No entanto, mesmo Heracleon se refere, em sua exegese, a um mito pré-cósmico. Ele menciona que o “filho do homem além do topos” efetua a “semeadura da semente” pré-cósmica que o “filho do homem” no cosmos colhe (CJ 13.49). Em outra passagem, ele afirma que o logos fornece aos pneumáticos sua “gênese” primária que prepara sua “formação” no cosmos (CJ 2.21). Tais referências indicam que Heracleon, como Ptolomeu, de fato considera o mito pré-cósmico como a pressuposição de sua exposição teológica. Além disso, sua exegese de João 4 segue a estrutura do mito de Sofia com tal detalhe que Sagnard conclui que a Samaritana deve ser uma imagem de Sofia. Mas Heracleon omite qualquer menção a uma inferência tão óbvia. Acredito que esta omissão é certamente deliberada. Estas observações, juntamente com o exemplo de Ptolomeu, me levam a concluir que Heracleon, como Ptolomeu, de fato pressupõe a teologia mitopoética que Irineu, Hipólito e Orígenes lhe atribuem.

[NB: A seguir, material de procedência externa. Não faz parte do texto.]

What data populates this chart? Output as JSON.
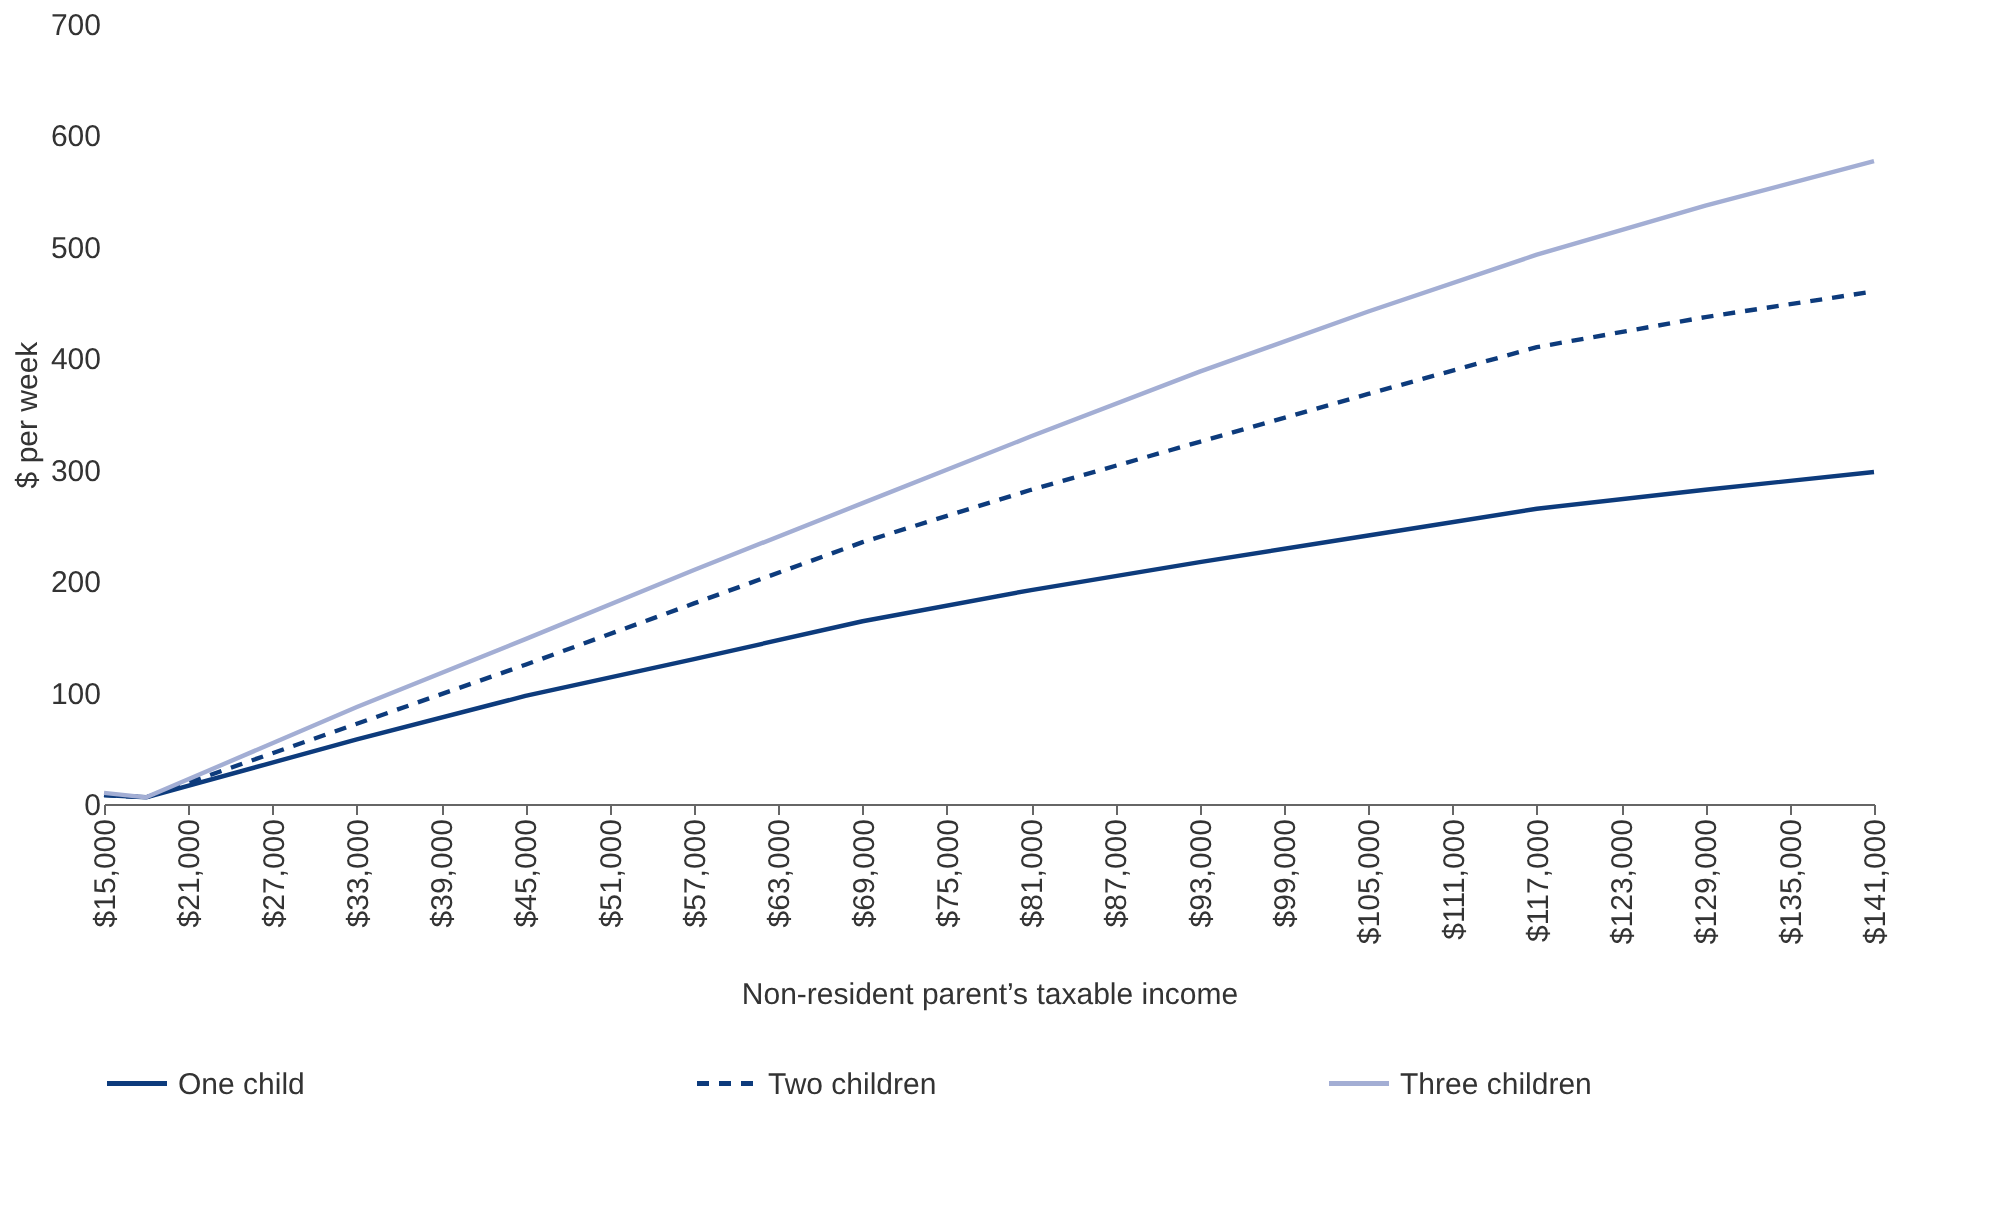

No entanto, estas observações também indicam que tanto Ptolomeu quanto Heracleon discriminam conscientemente entre seu ensinamento exotérico (disponível para pessoas de fora) e seu ensinamento esotérico (que inclui a mitologia pleromica e kenomica) reservado para iniciados. Os Valentinianos reivindicam Cristo como seu exemplo de um mestre que adapta seu ensinamento à capacidade de sua audiência (cf. AH 3.5.1). Como um princípio cardinal do ensinamento gnóstico, ele ganha a censura veemente de Irineu, pois ele percebe que este mesmo princípio epistemológico subjaz à teologia cristológica e soteriológica valentiniana, bem como à prática hermenêutica valentiniana.
Orígenes: Excertos da apresentação de Cécile Blanc, de sua tradução do Comentários a João
Entre os escritos valentinianos, o Tratado da Ressurreição marca uma cristianização da gnose, posto que o demiurgo se torna instrumento do Verbo. E é nesta mesma linha de pensamento que se deve situar Heracleon. Aparte dois fragmentos citados por Clemente de Alexandria, Heracleon não nos é felizmente conhecido senão por Orígenes: se este introduz uma citação por "Ele diz em próprios termos", isso parece bem significar que as outras citações não são todas textuais; por conseguinte, não é sempre fácil ver onde cessa o texto de Heracleon e onde começa o comentário de Orígenes.